This is a 2022 photo of Alex Colome of the Colorado Rockies baseball team shown, Tuesday, March 22, 2022, in Scottsdale, Ariz. (AP Photo/Matt York)

SCOTTSDALE, Ariz. | Alex Colomé identifies as a closer, and he has a clear path to that role in the Colorado bullpen. If the Rockies aren’t ready to bestow the title, he understands.

“Only the manager knows that role,” Colomé said. “I’m just here to pitch.”

The Rockies signed the free-agent right-hander to a one-year, $4.15 million contract to add a proven performer to the bullpen, which has not been on firm footing since Wade Davis had 43 saves in 2018. Perhaps not coincidentally, that was the last time the Rockies had a winning record.

Colomé, 33, has 155 career saves in a nine-year career that has included stops in Tampa Bay, Seattle, Chicago (White Sox), and Minnesota.

“A veteran reliever who has been through the battles,” Colorado manager Bud Black said. “He’s passed the test of time with performance. A great addition to help fortify the back end of our bullpen. That’s what he sees himself as. That’s what we see him as. Looking forward to him being a part of our group and helping us win.”

Colomé had 37 saves with Tampa Bay in 2016 and led the American League with 47 saves for the Rays in 2017. He had 30 saves with the White Sox in 2019 but faltered early in Minnesota last season and was moved to middle relief before regaining the closer’s job in August.

Colomé and converted 15 of his last 18 save chances with the Twins, including a stretch in which he was scored on only twice in 18 appearances.

“It was tough for a while when I struggled” he said. “I had to adapt to a new role. Luckily, I had some success and got back to where I needed to be. I’m a closer. I’ve done that most of my career. But if the role changes where I need to be somewhere else, I can do that as well.”

Daniel Bard was the Rockies’ principal closer for the first four months of the 2021 season.

He converted 20 of 28 save opportunities with a 5.21 ERA before giving way to Carlos Estévez in late August. Estévez was 11 of 17 in save chances with a 4.38 ERA last season.

Bard, the first Rockies’ reliever to record more than 15 saves since Davis’ big year, and Estévez are among a group vying for high-leverage bullpen roles.

“I love the ninth inning. It was a lot of fun to be able to do it the last couple of years,” Bard said. “I want to be a part of a winner and I want to pitch well myself. If everybody around me is pitching well in that bullpen, if that means me in the seventh or the eighth, I’m happy with that. That’s the thing, we have three or four guys who can do it.”

Colomé can earn up to $675,000 in bonuses this season.

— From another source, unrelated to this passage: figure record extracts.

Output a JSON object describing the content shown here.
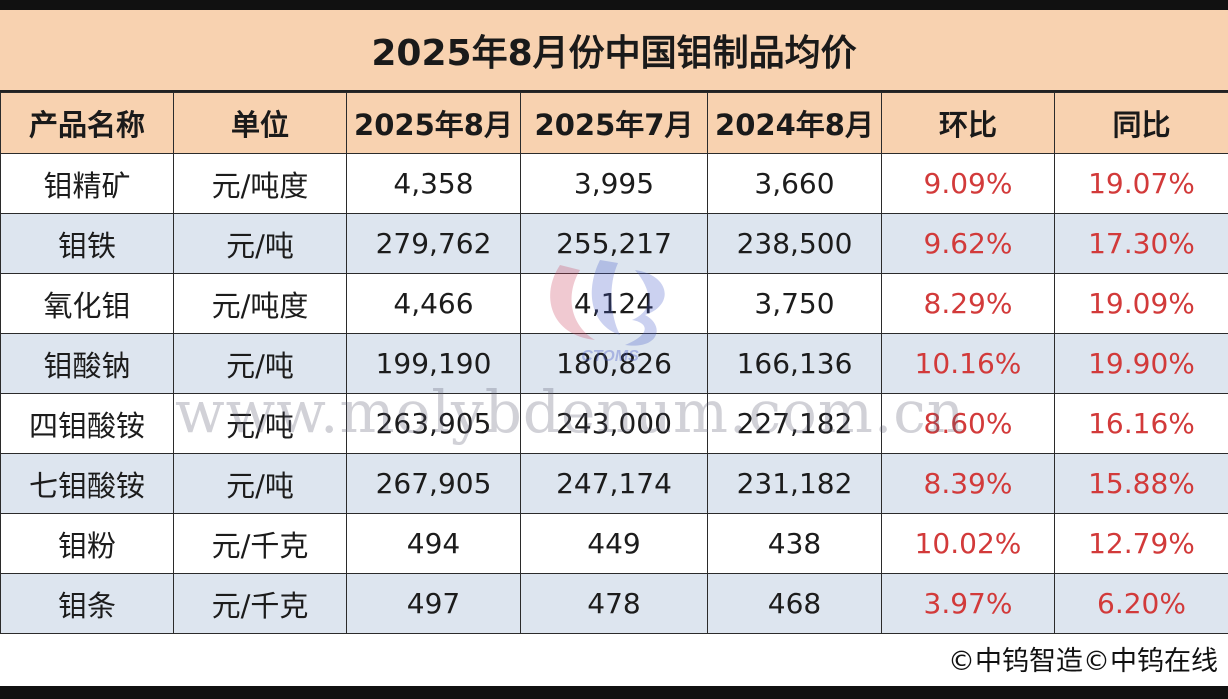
{
  "chart_data": {
    "type": "table",
    "title": "2025年8月份中国钼制品均价",
    "columns": [
      "产品名称",
      "单位",
      "2025年8月",
      "2025年7月",
      "2024年8月",
      "环比",
      "同比"
    ],
    "rows": [
      {
        "product": "钼精矿",
        "unit": "元/吨度",
        "aug2025": "4,358",
        "jul2025": "3,995",
        "aug2024": "3,660",
        "mom": "9.09%",
        "yoy": "19.07%"
      },
      {
        "product": "钼铁",
        "unit": "元/吨",
        "aug2025": "279,762",
        "jul2025": "255,217",
        "aug2024": "238,500",
        "mom": "9.62%",
        "yoy": "17.30%"
      },
      {
        "product": "氧化钼",
        "unit": "元/吨度",
        "aug2025": "4,466",
        "jul2025": "4,124",
        "aug2024": "3,750",
        "mom": "8.29%",
        "yoy": "19.09%"
      },
      {
        "product": "钼酸钠",
        "unit": "元/吨",
        "aug2025": "199,190",
        "jul2025": "180,826",
        "aug2024": "166,136",
        "mom": "10.16%",
        "yoy": "19.90%"
      },
      {
        "product": "四钼酸铵",
        "unit": "元/吨",
        "aug2025": "263,905",
        "jul2025": "243,000",
        "aug2024": "227,182",
        "mom": "8.60%",
        "yoy": "16.16%"
      },
      {
        "product": "七钼酸铵",
        "unit": "元/吨",
        "aug2025": "267,905",
        "jul2025": "247,174",
        "aug2024": "231,182",
        "mom": "8.39%",
        "yoy": "15.88%"
      },
      {
        "product": "钼粉",
        "unit": "元/千克",
        "aug2025": "494",
        "jul2025": "449",
        "aug2024": "438",
        "mom": "10.02%",
        "yoy": "12.79%"
      },
      {
        "product": "钼条",
        "unit": "元/千克",
        "aug2025": "497",
        "jul2025": "478",
        "aug2024": "468",
        "mom": "3.97%",
        "yoy": "6.20%"
      }
    ]
  },
  "watermark": {
    "text": "www.molybdenum.com.cn",
    "logo_text": "CTOMS"
  },
  "footer": {
    "text": "©中钨智造©中钨在线"
  },
  "colors": {
    "header_bg": "#f8d2b0",
    "stripe_bg": "#dde5ef",
    "percent_text": "#d23a3a"
  }
}
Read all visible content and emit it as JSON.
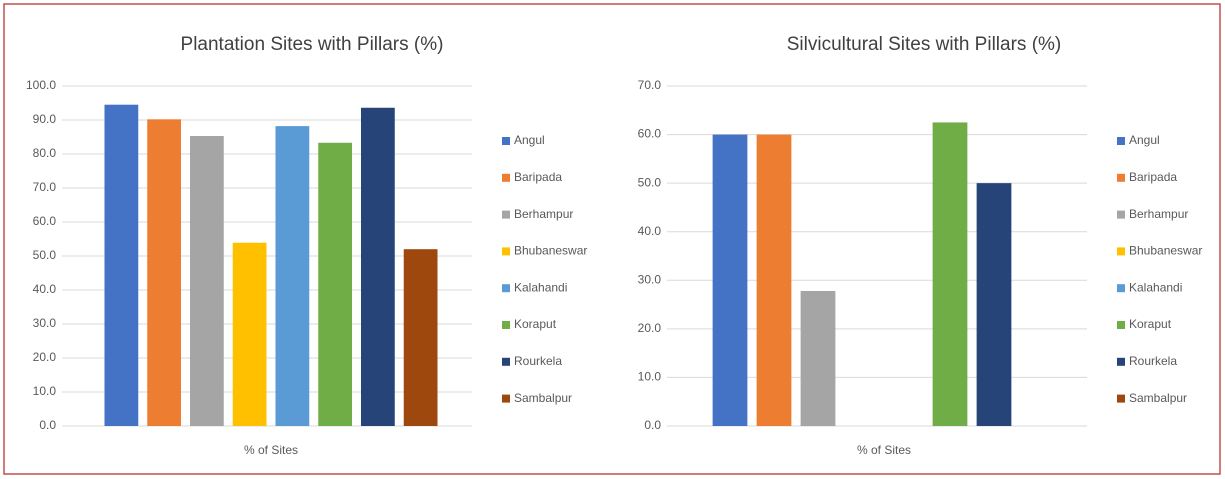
{
  "chart_data": [
    {
      "type": "bar",
      "title": "Plantation Sites with Pillars (%)",
      "categories": [
        "% of Sites"
      ],
      "ylim": [
        0,
        100
      ],
      "yticks": [
        {
          "value": 0,
          "label": "0.0"
        },
        {
          "value": 10,
          "label": "10.0"
        },
        {
          "value": 20,
          "label": "20.0"
        },
        {
          "value": 30,
          "label": "30.0"
        },
        {
          "value": 40,
          "label": "40.0"
        },
        {
          "value": 50,
          "label": "50.0"
        },
        {
          "value": 60,
          "label": "60.0"
        },
        {
          "value": 70,
          "label": "70.0"
        },
        {
          "value": 80,
          "label": "80.0"
        },
        {
          "value": 90,
          "label": "90.0"
        },
        {
          "value": 100,
          "label": "100.0"
        }
      ],
      "grid": true,
      "legend": "right",
      "series": [
        {
          "name": "Angul",
          "color": "#4472c4",
          "values": [
            94.5
          ]
        },
        {
          "name": "Baripada",
          "color": "#ed7d31",
          "values": [
            90.2
          ]
        },
        {
          "name": "Berhampur",
          "color": "#a5a5a5",
          "values": [
            85.3
          ]
        },
        {
          "name": "Bhubaneswar",
          "color": "#ffc000",
          "values": [
            53.9
          ]
        },
        {
          "name": "Kalahandi",
          "color": "#5b9bd5",
          "values": [
            88.2
          ]
        },
        {
          "name": "Koraput",
          "color": "#70ad47",
          "values": [
            83.3
          ]
        },
        {
          "name": "Rourkela",
          "color": "#264478",
          "values": [
            93.6
          ]
        },
        {
          "name": "Sambalpur",
          "color": "#9e480e",
          "values": [
            52.0
          ]
        }
      ]
    },
    {
      "type": "bar",
      "title": "Silvicultural Sites with Pillars (%)",
      "categories": [
        "% of Sites"
      ],
      "ylim": [
        0,
        70
      ],
      "yticks": [
        {
          "value": 0,
          "label": "0.0"
        },
        {
          "value": 10,
          "label": "10.0"
        },
        {
          "value": 20,
          "label": "20.0"
        },
        {
          "value": 30,
          "label": "30.0"
        },
        {
          "value": 40,
          "label": "40.0"
        },
        {
          "value": 50,
          "label": "50.0"
        },
        {
          "value": 60,
          "label": "60.0"
        },
        {
          "value": 70,
          "label": "70.0"
        }
      ],
      "grid": true,
      "legend": "right",
      "series": [
        {
          "name": "Angul",
          "color": "#4472c4",
          "values": [
            60.0
          ]
        },
        {
          "name": "Baripada",
          "color": "#ed7d31",
          "values": [
            60.0
          ]
        },
        {
          "name": "Berhampur",
          "color": "#a5a5a5",
          "values": [
            27.8
          ]
        },
        {
          "name": "Bhubaneswar",
          "color": "#ffc000",
          "values": [
            0
          ]
        },
        {
          "name": "Kalahandi",
          "color": "#5b9bd5",
          "values": [
            0
          ]
        },
        {
          "name": "Koraput",
          "color": "#70ad47",
          "values": [
            62.5
          ]
        },
        {
          "name": "Rourkela",
          "color": "#264478",
          "values": [
            50.0
          ]
        },
        {
          "name": "Sambalpur",
          "color": "#9e480e",
          "values": [
            0
          ]
        }
      ]
    }
  ]
}
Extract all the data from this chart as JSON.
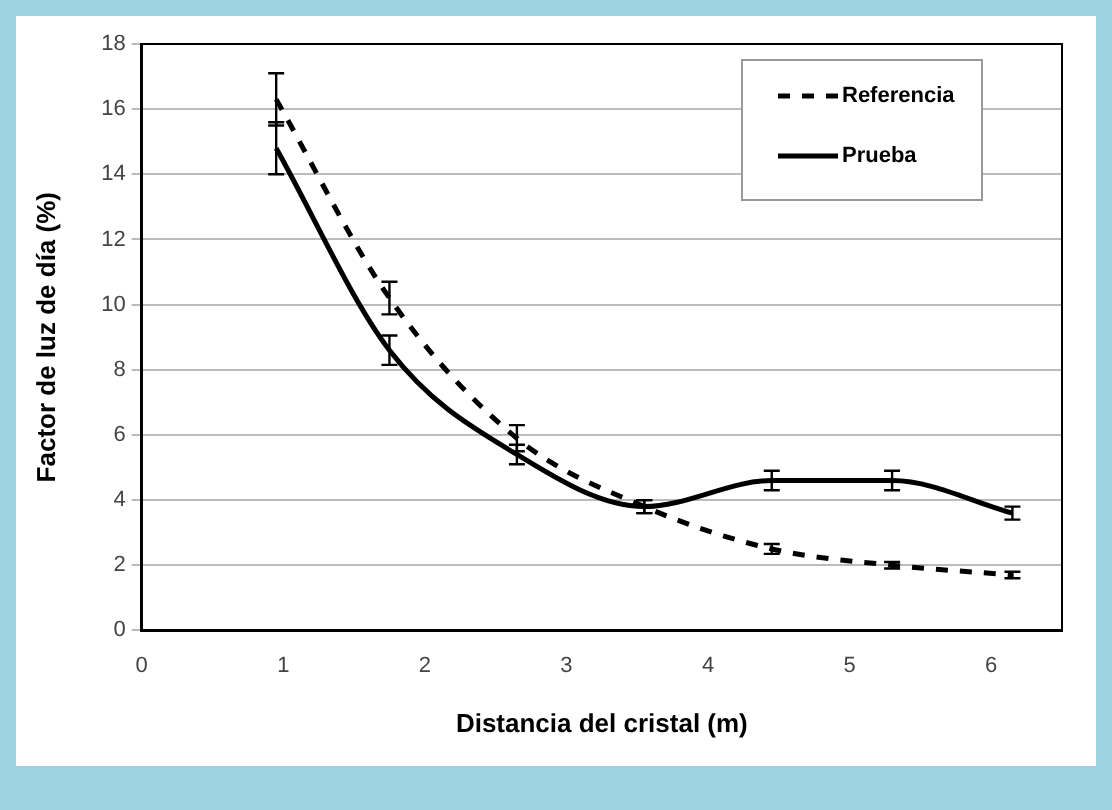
{
  "chart_data": {
    "type": "line",
    "xlabel": "Distancia del cristal (m)",
    "ylabel": "Factor de luz de día (%)",
    "xlim": [
      0,
      6.5
    ],
    "xticks": [
      0,
      1,
      2,
      3,
      4,
      5,
      6
    ],
    "ylim": [
      0,
      18
    ],
    "yticks": [
      0,
      2,
      4,
      6,
      8,
      10,
      12,
      14,
      16,
      18
    ],
    "grid": "y",
    "legend": "top right",
    "x": [
      0.95,
      1.75,
      2.65,
      3.55,
      4.45,
      5.3,
      6.15
    ],
    "series": [
      {
        "name": "Referencia",
        "color": "#000000",
        "line_style": "dashed",
        "values": [
          16.3,
          10.2,
          5.9,
          3.8,
          2.5,
          2.0,
          1.7
        ],
        "errors": [
          0.8,
          0.5,
          0.4,
          0.2,
          0.15,
          0.1,
          0.1
        ]
      },
      {
        "name": "Prueba",
        "color": "#000000",
        "line_style": "solid",
        "values": [
          14.8,
          8.6,
          5.4,
          3.8,
          4.6,
          4.6,
          3.6
        ],
        "errors": [
          0.8,
          0.45,
          0.3,
          0.2,
          0.3,
          0.3,
          0.2
        ]
      }
    ]
  }
}
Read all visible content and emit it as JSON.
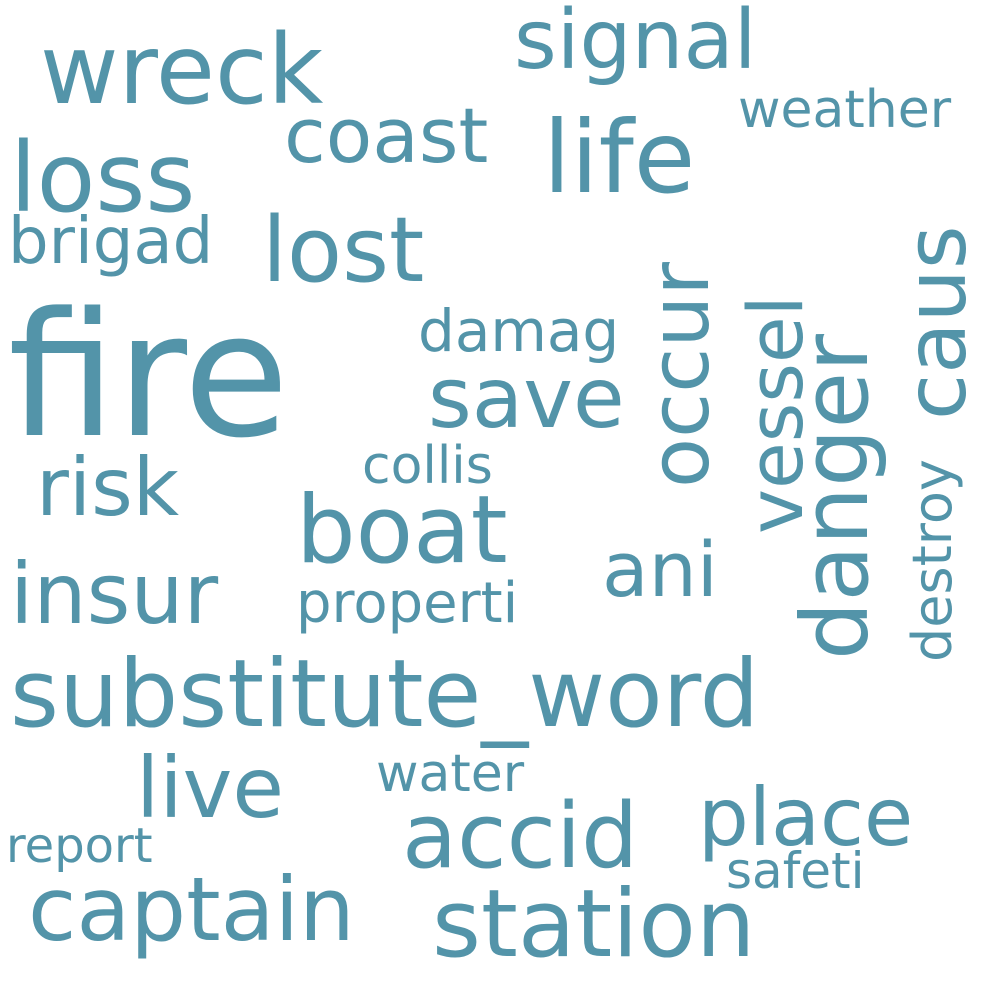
{
  "colors": {
    "word": "#5394a9",
    "background": "#ffffff"
  },
  "words": [
    {
      "text": "fire"
    },
    {
      "text": "substitute_word"
    },
    {
      "text": "danger"
    },
    {
      "text": "wreck"
    },
    {
      "text": "life"
    },
    {
      "text": "loss"
    },
    {
      "text": "lost"
    },
    {
      "text": "save"
    },
    {
      "text": "boat"
    },
    {
      "text": "station"
    },
    {
      "text": "accid"
    },
    {
      "text": "captain"
    },
    {
      "text": "signal"
    },
    {
      "text": "coast"
    },
    {
      "text": "occur"
    },
    {
      "text": "vessel"
    },
    {
      "text": "caus"
    },
    {
      "text": "insur"
    },
    {
      "text": "live"
    },
    {
      "text": "place"
    },
    {
      "text": "risk"
    },
    {
      "text": "ani"
    },
    {
      "text": "brigad"
    },
    {
      "text": "damag"
    },
    {
      "text": "properti"
    },
    {
      "text": "destroy"
    },
    {
      "text": "collis"
    },
    {
      "text": "weather"
    },
    {
      "text": "water"
    },
    {
      "text": "safeti"
    },
    {
      "text": "report"
    }
  ]
}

He would make $100,000 for winning the Most Valuable Player, the Cy Young Award, and the Hoffman Award as the top reliever in the National League. He would make $50,000 if he finishes second through fifth in MVP and Cy Young voting and $50,000 for being a finalist for the top reliever award. He also would make $100,000 for being the comeback player of the year, $75,000 for being named the LCS MVP, and $100,000 as World Series MVP.

Pitching at mile-high Coors Field doesn’t faze him one bit.

“I’m not afraid to pitch anywhere. All I need is a baseball,” Colomé said.

As for choosing the Rockies from among other suitors, he said “I know it is a good team, I know what type of team it can be. I hear a lot of good things with the relationships that are built here, so that’s part of the reason that I signed.”

Black said roles will be defined in due time.

“When that opening day comes, we are going to have somebody designated in my mind as the guy who is going to pitch the ninth inning,” Black said. “With that said, we also know the importance of the group to whatever role needs to be filled on a given night. We have guys who can do it. It takes them all.”